Enter your input variable and click Run!

Navigate to the Bot runs tab to see your bot running:

Refresh the list after a couple minutes and verify your bot has successfully finished. Once finished, click on your bot and navigate to the Logs tab to verify the log we added to the script looks as expected.

Enabling call-backs

Depending on your MCP serer setup, you may need to enable call-backs in your RPA tenant. If you are using the IBM-hosted SaaS MCP server then you will need to enable this. If you are self-hosting the MCP server on-premises then speak with your SRE team to understand if you should enable call-backs.

IBM RPA's call-back mechanism will return the result of a bot run asynchronously to the MCP server (if the MCP server if configured for this behaviour). This requires that the call-back address be whitelisted from your RPA tenant.
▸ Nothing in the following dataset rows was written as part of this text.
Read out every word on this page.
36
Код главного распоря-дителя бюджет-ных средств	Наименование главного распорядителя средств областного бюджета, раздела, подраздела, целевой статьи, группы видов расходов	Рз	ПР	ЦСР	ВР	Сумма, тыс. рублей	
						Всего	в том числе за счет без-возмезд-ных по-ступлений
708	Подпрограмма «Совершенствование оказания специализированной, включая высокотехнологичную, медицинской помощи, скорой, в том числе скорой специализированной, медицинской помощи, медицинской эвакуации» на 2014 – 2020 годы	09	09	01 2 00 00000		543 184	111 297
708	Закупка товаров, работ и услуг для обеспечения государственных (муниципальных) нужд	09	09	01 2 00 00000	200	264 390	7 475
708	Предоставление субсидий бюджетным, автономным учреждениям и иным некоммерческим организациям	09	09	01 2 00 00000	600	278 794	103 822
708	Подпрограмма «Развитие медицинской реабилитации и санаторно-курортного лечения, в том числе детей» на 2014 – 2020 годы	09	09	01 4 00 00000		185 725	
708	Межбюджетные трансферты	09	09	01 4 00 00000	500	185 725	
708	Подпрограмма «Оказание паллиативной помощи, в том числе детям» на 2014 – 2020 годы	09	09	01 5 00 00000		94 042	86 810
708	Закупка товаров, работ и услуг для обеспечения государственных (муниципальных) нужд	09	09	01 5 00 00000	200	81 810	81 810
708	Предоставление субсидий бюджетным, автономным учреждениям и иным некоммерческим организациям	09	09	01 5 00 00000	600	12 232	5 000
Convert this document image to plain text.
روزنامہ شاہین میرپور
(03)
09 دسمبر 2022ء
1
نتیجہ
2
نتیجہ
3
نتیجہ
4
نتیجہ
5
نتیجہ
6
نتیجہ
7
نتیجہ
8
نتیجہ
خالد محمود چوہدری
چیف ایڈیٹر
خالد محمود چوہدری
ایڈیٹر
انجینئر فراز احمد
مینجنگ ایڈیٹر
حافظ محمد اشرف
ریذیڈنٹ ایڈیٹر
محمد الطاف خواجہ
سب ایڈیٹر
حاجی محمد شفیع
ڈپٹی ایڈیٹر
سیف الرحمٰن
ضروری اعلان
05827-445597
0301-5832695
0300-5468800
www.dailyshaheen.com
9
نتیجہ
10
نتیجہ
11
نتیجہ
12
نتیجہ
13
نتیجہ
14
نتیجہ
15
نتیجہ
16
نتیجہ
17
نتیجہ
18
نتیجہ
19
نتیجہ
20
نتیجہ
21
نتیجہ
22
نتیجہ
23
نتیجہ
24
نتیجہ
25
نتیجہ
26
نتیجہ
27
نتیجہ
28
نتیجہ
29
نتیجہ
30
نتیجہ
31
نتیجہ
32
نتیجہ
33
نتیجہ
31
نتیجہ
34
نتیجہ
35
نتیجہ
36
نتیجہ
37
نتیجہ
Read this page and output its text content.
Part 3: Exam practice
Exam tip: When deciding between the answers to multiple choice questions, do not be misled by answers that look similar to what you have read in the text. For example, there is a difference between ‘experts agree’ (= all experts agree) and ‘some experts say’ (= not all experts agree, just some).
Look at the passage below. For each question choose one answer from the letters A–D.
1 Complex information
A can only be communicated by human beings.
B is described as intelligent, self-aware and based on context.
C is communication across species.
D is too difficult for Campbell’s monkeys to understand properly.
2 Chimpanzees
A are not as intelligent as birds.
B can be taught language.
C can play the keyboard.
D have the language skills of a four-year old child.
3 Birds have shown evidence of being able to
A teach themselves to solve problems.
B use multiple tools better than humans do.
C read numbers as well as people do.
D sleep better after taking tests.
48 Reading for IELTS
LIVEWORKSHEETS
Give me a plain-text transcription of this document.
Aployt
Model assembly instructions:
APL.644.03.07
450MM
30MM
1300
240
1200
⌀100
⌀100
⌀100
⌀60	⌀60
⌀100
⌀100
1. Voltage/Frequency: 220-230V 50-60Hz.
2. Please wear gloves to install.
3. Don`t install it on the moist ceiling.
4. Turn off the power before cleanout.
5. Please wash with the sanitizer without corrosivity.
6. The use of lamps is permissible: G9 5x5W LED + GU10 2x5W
This can be done as the tenant administrator by navigating to Tenants > Security settings and creating a new entry for *.rpa.ibm.com which is the IBM-hosted SaaS MCP server, if you are using an on-premises MCP server then this should point to wherever you're hosting it.

Obtaining an IBM RPA API key

Navigate to your profile on the Control Center by clicking the top-right person icon and navigating to Profile.

Under the Identity tokens section click Create and generate an IBM RPA API key, make sure you save this somewhere secure for later.

Connecting to the RPA MCP server

You're all set to connect to the RPA MCP Server!

Connecting your AI agent

In your AI agent of choice, configure the following:

Transport: The MCP server uses the Streamable HTTP transport protocol.

URL: The URL of the MCP server, this should end with the path /mcp.

Headers: Create a header with the name x-api-key and set the value to your IBM RPA API key.

Timeout: Set a large timeout to ensure your AI agent waits long enough for MCP tools.

Due to the long-running nature of bots, you will often need to increase the tool timeout in your MCP client to enable bots to run to completion. If this is not configurable in your MCP client, you may set the flag mcp_wait_for_bot to false when invoking an RPA bot. This is a parameter injected into all RPA bot tools which determines if the MCP server will wait for the bot to respond, or just invoke the bot and return. If you chose to not wait for the bot to complete, you can check on the status (and output) at a later point by using the get_rpa_bot_status tool exposed in the MCP server.

Hello, World!

Summary

In this blog we've written an IBM RPA bot, exposed it to our MCP server, and used Claude to invoke the bot. While the bot created in this blog is quite simple, you can take everything learned and build a more complex bot which can drive your business processes all from your AI agent of choice.